Паша вскочил и, зажав рот рукой, кинулся к двери (не та!), к другой, попал наконец в ванную… Там его продолжительно и неудержимо рвало над раковиной. Потом он рыдал, умывался и полоскал рот холодной водой, мутной от хлорки.
— В ванной чисто? — беспокойно и грубо поинтересовалась голая бесстыдница, когда Паша вышел.
Он кивнул и увидел, что ногти у нее на ногах крашены красным лаком; вновь резко затошнило. Паша внезапно понял, что наг, и устыдился, но прикрыться рукой показалось ему слишком пошлым, и он повернулся боком к женщине, своей ровеснице.
— Ты вроде и пил-то мало… — произнесла та почти задумчиво и, хмыкнув, шлепнула его по заднице. — Ладно, для первого раза ничего!
И, на мгновение обняв трясущегося Пашу, проскользнула в ванную и неплотно прикрыла дверь, будто приглашая подглядывать в щелочку. Струя воды звонко ударилась об эмаль. А Паша вдруг ощутил какое-то сладостно-тягучее чувство от мерзости произошедшего, и это чувство плавно переродилось в похоть. Пашин рассудок, уже давно бездействовавший, почему-то ожил и сильно заинтересовался сходной сущностью омерзения и похоти, но истерически спокойные и весьма абстрактные мысли прервались.
— Ты в монастырь-то как — не раздумал идти? — донесся издевательский женский голос, а затем и смех.
Паше захотелось убить гадину, но он лишь заплакал, судорожно оделся и выбежал в душные летние сумерки.
«Почему?! — оглушительно думал он, пробегая квартал за кварталом. — Что же это?.. А как же мама, монастырь, я?..».
Задыхаясь, Паша взобрался по лестнице на четвертый этаж и трижды ударил по звонку кулаком.
— Пожар, что ли? — недовольно пробормотала соседка по коммуналке, открывая дверь. — Мама твоя в магазин ушла.
«Спасибо!» — мысленно поблагодарил кого-то Паша и прошел в комнату. Первым делом он корявым почерком написал записку («Прости меня») и положил ее на мамино Евангелие.
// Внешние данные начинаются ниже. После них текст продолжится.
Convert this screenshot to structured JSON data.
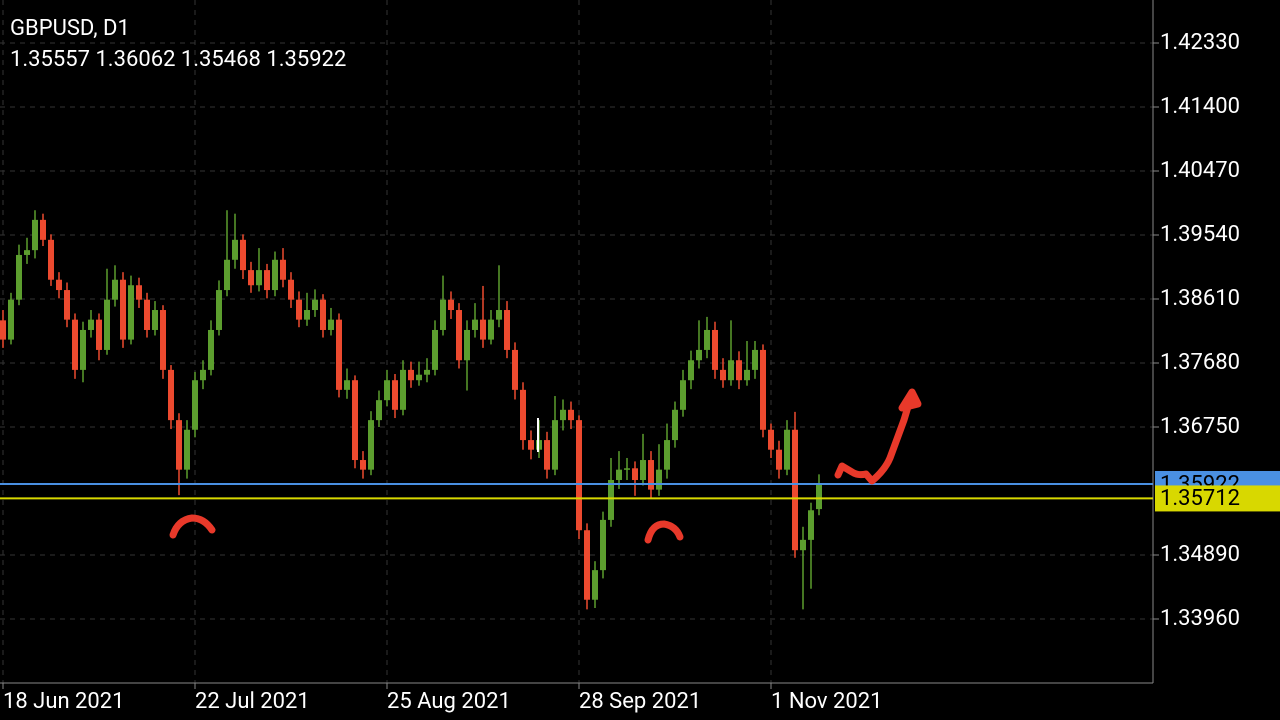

Вторым делом он открыл окно и хотел было перекреститься, но не стал, словно побоялся, что исчезнет. Третьим делом он вскарабкался на подоконник, задержал дыхание, как перед прыжком в воду, и выбросился.
Дядя Паша тихо и жалобно скулил, стиснув уши ладонями с оттопыренными, дрожащими пальцами.
— Что ты? — встревоженно спросил человек в дубленке, и, судя по всему, спрашивал он уже не в первый раз.
— Смех!.. — с мукой ответил дядя Паша.
— Какой смех? Нет уже никакого смеха, а парочка на той остановке вышла… Сам послушай.
Дядя Паша отчетливо слышал негромкий голос собеседника даже сквозь притиснутые к ушам ладони, а смех — как внутренний, так и внешний — и впрямь исчез. Осторожно, недоверчиво, всё еще страшась ошибиться, выпустил голову из рук, резко схватился за нее вновь, будто боясь, что она упадет без поддержки, а затем отпустил окончательно: кошмар действительно миновал. Перестав скулить, дядя Паша желтыми обкусанными ногтями содрал тонкую наледь с продышанного оконца во внешний мир и торопливо посмотрел туда. Как и ожидал, он вновь увидел крупную, нежную, чуть грустную звезду и почему-то мгновенно успокоился. Казалось, что звезда неспешно следует за троллейбусом.